Лариса Теплякова - Заберу твою боль. Цавт танем
В квартиру входил мужчина, что-то говорил, перемещался по комнатам, шумно плескался в ванной, пачкал полотенца, гремел посудой на кухне, но на нём не было лица. Это повторялось от раза к разу, а разглядеть лицо пришельца Зарине не удавалось. Зарина не понимала, видят ли другие этого человека целиком, или только она одна сошла с ума. Мужчина был, и голова у него на плечах вместе с прической имелась, но для Зарины он оставался безликим существом! Галлюцинация наоборот, без видений.
Когда же это случилось? В какой момент времени она перестала видеть черты любимого мужчины, бывшего мужа? Вскоре после его помпезного юбилея? Или позднее, уже после официального развода? Зловещая дата внезапного разрыва их супружеской связи затерялась в недавнем прошлом, и время летело вперёд, безжалостно отметая былую жизнь, как ненужный хлам. Будто бы ничего и не было, всё привиделось. Но ведь остались дети…
Дети были. Но они стремились в будущее, строили свои судьбы, им не хотелось тащить за собой балласт страданий матери. Они иногда так и говорили: «Не грузи нас». Значит, понимали – матери тяжело, но помогать не собирались или не знали как. Молодой организм отвергает ненужное. Кому-то расти-цвести, плодоносить, а кому-то отцветать и стариться. Закон природы.
Беда как тяжелый камень – давит, пригибает, в одиночку этот камень не свернуть. Когда становилось совсем невмоготу, Зарина звонила соседке Ларисе. Женщины устраивали скороспелые посиделки на одной из двух кухонь, чтобы Зарина могла выговориться и облегчить душу. Лариска участливо и вдумчиво слушала, как никто другой на этой планете, и даже помогала разложить страдания и домыслы по полочкам. Как препараты в аптеке.
– Скажи, ты Арнольда в последние дни встречала? – этот вопрос волновал Зарину всегда. Ей хотелось знать, видят ли люди изменения в его облике.
– Да, видела пару дней назад, – коротко отвечала соседка. – У лифта поздоровались на первом этаже. Я с работы вернулась, а он куда-то пошёл.
– Ты лицо его видела? – напряженно уточнила Зарина.

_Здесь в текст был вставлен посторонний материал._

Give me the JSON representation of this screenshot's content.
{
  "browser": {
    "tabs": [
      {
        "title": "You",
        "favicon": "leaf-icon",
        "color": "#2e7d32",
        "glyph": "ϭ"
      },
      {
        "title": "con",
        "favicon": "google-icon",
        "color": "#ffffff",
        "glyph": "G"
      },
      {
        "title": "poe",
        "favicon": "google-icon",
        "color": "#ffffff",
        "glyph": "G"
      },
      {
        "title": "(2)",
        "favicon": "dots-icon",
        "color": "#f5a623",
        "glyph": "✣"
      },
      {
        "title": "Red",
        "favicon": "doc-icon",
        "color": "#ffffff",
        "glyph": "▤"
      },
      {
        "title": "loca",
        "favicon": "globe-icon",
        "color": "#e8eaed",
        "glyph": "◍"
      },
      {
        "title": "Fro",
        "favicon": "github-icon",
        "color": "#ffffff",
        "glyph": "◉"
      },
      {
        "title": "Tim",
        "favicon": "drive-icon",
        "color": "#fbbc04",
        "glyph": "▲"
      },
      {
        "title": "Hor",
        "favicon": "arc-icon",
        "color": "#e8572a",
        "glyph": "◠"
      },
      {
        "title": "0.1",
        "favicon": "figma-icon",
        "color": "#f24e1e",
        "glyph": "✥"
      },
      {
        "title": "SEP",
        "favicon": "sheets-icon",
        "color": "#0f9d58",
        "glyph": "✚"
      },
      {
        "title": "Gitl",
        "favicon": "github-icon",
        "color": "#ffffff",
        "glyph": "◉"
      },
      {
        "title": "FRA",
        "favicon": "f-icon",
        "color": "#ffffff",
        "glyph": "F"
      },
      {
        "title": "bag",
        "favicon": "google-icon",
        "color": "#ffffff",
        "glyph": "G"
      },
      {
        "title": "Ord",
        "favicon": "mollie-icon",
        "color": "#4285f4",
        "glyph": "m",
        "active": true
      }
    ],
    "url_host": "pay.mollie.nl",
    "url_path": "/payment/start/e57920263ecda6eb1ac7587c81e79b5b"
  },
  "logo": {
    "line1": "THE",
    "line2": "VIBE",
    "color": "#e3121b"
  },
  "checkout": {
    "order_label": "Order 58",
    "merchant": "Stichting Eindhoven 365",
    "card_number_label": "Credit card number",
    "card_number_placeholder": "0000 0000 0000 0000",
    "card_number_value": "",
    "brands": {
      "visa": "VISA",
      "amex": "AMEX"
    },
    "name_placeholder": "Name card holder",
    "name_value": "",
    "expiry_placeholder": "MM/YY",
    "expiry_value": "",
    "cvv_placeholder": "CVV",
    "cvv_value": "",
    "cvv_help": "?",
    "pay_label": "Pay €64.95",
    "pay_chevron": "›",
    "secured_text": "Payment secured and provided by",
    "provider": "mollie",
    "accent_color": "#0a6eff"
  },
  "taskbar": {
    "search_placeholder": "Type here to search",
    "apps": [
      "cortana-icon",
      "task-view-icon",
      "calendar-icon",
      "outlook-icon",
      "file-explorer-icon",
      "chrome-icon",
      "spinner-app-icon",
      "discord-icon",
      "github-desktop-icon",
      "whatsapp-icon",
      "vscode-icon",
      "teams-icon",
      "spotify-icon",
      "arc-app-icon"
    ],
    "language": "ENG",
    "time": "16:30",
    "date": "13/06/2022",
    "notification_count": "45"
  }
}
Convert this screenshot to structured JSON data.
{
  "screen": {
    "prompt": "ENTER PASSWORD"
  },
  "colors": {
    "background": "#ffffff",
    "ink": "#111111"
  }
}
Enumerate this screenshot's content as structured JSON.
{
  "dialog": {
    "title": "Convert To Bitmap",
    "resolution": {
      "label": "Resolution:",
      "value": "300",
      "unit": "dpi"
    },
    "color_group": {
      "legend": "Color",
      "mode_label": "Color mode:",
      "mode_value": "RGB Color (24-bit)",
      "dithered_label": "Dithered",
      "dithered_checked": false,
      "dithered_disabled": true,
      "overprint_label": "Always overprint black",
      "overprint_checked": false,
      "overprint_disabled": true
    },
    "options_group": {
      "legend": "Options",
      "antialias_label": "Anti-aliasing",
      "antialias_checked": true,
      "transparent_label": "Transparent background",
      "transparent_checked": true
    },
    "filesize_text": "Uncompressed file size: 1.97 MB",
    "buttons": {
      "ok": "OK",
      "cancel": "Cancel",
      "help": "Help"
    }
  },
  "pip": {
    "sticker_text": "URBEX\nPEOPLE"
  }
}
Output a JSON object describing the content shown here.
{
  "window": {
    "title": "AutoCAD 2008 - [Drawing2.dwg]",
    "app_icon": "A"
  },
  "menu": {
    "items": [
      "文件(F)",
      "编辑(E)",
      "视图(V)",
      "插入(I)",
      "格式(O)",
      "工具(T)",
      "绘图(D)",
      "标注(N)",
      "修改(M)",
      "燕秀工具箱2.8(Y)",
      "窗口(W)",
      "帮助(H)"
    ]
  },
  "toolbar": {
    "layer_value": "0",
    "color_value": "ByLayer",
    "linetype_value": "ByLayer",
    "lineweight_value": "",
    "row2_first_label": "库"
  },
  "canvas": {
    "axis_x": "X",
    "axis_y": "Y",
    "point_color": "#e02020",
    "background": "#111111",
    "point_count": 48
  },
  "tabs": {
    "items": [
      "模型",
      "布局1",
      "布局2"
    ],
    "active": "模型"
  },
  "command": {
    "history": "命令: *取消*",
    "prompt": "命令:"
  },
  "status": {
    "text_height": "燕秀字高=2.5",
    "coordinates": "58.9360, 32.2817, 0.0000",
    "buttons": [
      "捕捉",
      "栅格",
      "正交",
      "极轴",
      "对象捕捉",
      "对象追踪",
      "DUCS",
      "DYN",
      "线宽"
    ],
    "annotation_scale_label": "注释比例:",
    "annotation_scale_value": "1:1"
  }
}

– Всего его, родимого-дорогого, видела и рассмотрела, как на ладони. Я свою задачу знаю! – с веселой злостью докладывала Лариса. – Похудел. Осунулся. Седины больше появилось. Но выглядит неплохо, этакий седеющий…если не лев, то волк. Ага, волк предпенсионного возраста! Но глаза с молодым задором. И улыбка мужская такая. Улыбочка-завлекалочка, отработанная на бабах. Однако бабской руки на нём не видно. Одинокий волк. Это я тебе точно говорю. По мужику всегда видно, бабой ухожен или сам. Когда ты за ним смотрела, он был лощёный!
Верная соседка и уже давно подруга знала, что Зарине важно слышать. Лариска со своим техническим образованием и опытом ведения бизнеса наловчилась систематизировать житейские проблемы, отделяя пену эмоций от сути. Первые сеансы соседского психоанализа проходили мучительно, и порой затягивался допоздна, но постепенно становилось немного легче, и уже требовалось меньше времени для разматывания пестрого клубка событий. Суровая нить, туго скрученная из поступков, обид, ошибок, чувств, уже поддавалась и распутывалась. Проступала правда жизни – беспощадная и сумбурная. Лариса пыталась вытащить Зарину из бездны страданий, приободрить, и не жалела времени и души. Женщины тщательно перетрясали недавнее и далекое прошлое, пытаясь найти там червоточины.
Обе изрядно уставали, словно им приходилось перекапывать лопатами сухую, неподатливую землю, но эти разговоры было то единственное средство, что помогало Зарине сохранять здравомыслие.
* * *
Полувековой юбилей мужа отметили с шиком. Ресторан выбрали в центре Москвы, не поскупились. Собрали тех близких людей, с которым судьба свела в новой постперестроечной России. Заблаговременно позвонили родственникам в Армению, и они приехали, тоже не посчитались с немалыми затратами на дорогу. Прибыли две младшие сестры Арнольда с семьями и родной дядя, брат отца. Мать и отец до юбилея сына не дожили, их схоронили два года назад, и тогда Арнольд сам ездил в Армению прощаться. А теперь все к нему в Москву пожаловали.